Nvidia has launched a new version of its NVLink called NVLink Fusion, new silicon that enables industries to build semi-custom AI infrastructures.

NVLink is a high-speed GPU interconnect developed by Nvidia that allows for faster and more efficient data transfer between multiple GPUs. The company says it provides a direct, point-to-point connection with much higher bandwidth and lower latency than traditional PCIe-based solutions, enabling what it describes as better performance and scalability for high-performance computing (HPC) and AI workloads. 

On Monday, chief executive at the chipmaker Jensen Huang unveiled NVLink Fusion, confirming the firm’s plans to sell the technology to other chip designers to help build powerful custom AI systems with multiple chips connected to each other in order to accelerate the chip-to-chip communication needed to build and deploy AI tools.

Huang announced the news at the Taipei Music Centre, home to the Computex AI trade show, which runs from 20 to 23 May.

Nvidia developed NVLink in 2024, with the technology currently used to exchange huge amounts of data between various chips, such as in the company’s GB200, which combines two Blackwell graphics processing units with a Grace processor.

MediaTek, Marvell, Alchip Technologies, Astera Labs, Synopsys and Cadence are among the first companies which confirmed to adopt NVLink Fusion, enabling the expansion of custom chips to meet the requirements of demanding workloads for model training and agentic AI inference.

“A tectonic shift is underway: for the first time in decades, data centres must be fundamentally rearchitected — AI is being fused into every computing platform,” said Huang.

He added: “NVLink Fusion opens Nvidia’s AI platform and rich ecosystem for partners to build specialised AI infrastructures.”

Matt Murphy, chairman and chief executive of Marvell, said the partnership aims to redefine what’s possible for AI factory integration.

Murphy said: “Marvell custom silicon with NVLink Fusion gives customers a flexible, high-performance foundation to build advanced AI infrastructure — delivering the bandwidth, reliability and agility required for the next generation of trillion-parameter AI models.”

During the event, the company also announced plans to build a headquarters in Taiwan, on the northern outskirts of Taipei.

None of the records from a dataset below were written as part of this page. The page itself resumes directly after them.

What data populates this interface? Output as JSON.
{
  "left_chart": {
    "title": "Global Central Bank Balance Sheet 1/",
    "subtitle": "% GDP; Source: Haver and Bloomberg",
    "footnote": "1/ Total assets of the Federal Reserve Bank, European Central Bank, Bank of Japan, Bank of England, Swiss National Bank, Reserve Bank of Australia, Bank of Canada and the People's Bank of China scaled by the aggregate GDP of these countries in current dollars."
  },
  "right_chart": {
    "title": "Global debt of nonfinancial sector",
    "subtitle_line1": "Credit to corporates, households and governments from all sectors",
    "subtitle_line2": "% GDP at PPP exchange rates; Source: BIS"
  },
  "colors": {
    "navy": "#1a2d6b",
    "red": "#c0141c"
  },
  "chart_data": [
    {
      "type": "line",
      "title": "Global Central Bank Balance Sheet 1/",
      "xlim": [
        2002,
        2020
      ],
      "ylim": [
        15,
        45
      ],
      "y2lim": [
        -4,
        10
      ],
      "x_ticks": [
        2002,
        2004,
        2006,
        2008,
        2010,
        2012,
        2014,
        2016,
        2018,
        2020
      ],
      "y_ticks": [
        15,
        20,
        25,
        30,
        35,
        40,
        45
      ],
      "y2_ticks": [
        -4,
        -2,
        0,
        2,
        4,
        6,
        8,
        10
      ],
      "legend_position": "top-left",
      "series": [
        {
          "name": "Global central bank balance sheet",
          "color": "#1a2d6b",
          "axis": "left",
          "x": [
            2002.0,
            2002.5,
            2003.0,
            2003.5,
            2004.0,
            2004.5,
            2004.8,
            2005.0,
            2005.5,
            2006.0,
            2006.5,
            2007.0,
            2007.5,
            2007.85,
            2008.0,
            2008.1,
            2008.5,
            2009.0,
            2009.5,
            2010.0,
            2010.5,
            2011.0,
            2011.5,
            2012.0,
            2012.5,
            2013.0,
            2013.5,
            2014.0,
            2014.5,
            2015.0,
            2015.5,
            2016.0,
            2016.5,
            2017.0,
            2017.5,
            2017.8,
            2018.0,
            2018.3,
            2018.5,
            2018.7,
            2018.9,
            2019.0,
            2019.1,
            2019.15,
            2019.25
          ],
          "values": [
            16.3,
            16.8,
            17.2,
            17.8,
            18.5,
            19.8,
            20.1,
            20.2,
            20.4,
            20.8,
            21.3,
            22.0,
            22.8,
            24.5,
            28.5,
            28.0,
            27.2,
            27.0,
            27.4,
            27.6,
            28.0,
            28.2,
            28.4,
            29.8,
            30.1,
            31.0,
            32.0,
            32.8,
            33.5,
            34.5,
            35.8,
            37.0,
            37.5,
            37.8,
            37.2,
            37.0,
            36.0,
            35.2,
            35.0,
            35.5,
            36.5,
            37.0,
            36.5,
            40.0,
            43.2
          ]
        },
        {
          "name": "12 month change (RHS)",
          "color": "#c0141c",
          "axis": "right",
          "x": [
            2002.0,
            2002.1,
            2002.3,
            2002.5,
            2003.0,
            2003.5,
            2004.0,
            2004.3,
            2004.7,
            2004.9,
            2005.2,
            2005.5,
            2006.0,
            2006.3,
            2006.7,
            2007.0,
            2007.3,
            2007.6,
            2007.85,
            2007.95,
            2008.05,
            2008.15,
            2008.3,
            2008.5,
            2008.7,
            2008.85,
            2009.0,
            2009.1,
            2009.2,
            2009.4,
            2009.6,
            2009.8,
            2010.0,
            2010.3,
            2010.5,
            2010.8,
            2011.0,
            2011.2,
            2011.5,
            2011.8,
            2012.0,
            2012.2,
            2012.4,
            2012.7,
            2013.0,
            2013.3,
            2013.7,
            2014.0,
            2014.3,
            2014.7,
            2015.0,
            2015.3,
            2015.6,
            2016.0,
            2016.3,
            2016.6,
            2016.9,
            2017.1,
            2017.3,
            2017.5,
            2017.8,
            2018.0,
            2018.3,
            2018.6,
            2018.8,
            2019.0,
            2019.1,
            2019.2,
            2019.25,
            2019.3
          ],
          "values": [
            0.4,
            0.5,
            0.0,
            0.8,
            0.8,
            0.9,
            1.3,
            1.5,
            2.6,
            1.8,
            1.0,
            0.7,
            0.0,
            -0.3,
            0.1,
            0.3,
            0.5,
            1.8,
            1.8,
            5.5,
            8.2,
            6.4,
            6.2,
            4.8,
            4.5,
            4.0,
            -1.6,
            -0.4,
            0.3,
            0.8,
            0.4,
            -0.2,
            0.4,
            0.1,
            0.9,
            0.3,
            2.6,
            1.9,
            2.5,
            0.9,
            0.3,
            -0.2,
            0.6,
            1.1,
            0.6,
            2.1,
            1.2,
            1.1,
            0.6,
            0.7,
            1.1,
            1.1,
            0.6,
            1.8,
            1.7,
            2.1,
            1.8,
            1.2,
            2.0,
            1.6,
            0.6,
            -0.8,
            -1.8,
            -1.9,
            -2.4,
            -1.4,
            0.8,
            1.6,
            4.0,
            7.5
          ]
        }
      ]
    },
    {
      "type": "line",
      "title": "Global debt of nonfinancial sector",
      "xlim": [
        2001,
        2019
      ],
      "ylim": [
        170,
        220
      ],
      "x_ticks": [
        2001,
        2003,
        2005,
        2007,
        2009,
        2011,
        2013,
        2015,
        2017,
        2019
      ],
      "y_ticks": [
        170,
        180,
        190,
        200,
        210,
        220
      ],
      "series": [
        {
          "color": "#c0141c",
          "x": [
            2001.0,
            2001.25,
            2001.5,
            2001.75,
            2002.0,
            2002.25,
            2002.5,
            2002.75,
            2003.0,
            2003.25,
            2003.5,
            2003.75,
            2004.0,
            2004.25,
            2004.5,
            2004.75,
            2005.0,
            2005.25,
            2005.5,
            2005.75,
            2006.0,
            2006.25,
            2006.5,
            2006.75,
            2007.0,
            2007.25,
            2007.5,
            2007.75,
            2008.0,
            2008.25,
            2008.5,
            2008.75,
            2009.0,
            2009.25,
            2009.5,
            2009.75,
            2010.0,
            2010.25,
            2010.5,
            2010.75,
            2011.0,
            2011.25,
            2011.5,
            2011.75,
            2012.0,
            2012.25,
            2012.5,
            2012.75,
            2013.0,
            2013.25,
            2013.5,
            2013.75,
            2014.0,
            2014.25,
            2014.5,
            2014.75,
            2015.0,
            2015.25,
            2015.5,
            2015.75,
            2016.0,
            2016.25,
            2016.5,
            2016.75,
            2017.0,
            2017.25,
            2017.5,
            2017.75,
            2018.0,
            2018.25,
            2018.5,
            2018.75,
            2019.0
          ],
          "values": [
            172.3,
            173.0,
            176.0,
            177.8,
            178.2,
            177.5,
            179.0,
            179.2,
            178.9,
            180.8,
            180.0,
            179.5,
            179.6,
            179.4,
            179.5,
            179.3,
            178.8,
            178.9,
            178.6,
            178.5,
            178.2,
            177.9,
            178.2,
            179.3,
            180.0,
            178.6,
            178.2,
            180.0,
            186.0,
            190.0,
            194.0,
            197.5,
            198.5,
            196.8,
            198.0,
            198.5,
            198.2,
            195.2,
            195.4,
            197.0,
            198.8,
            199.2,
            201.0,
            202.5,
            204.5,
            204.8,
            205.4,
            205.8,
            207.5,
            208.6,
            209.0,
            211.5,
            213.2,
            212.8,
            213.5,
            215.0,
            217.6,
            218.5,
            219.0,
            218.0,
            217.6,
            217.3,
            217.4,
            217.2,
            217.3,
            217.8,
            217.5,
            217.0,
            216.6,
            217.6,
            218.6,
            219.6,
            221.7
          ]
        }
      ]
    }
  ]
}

At the event, Huang shared his vision of a technological revolution that will impact every country, every industry and every company in the world.

“AI is now infrastructure, and this infrastructure, just like the internet, just like electricity, needs factories,” Huang said. “These factories are essentially what we build today.”

Speaking about the future of data centres for the company, he said that they will not be like those society is accustomed to.

“These AI data centres, if you will, are improperly described,” continued the chief executive. “They are, in fact, AI factories.

“You apply energy to it, and it produces something incredibly valuable, and these things are called tokens.”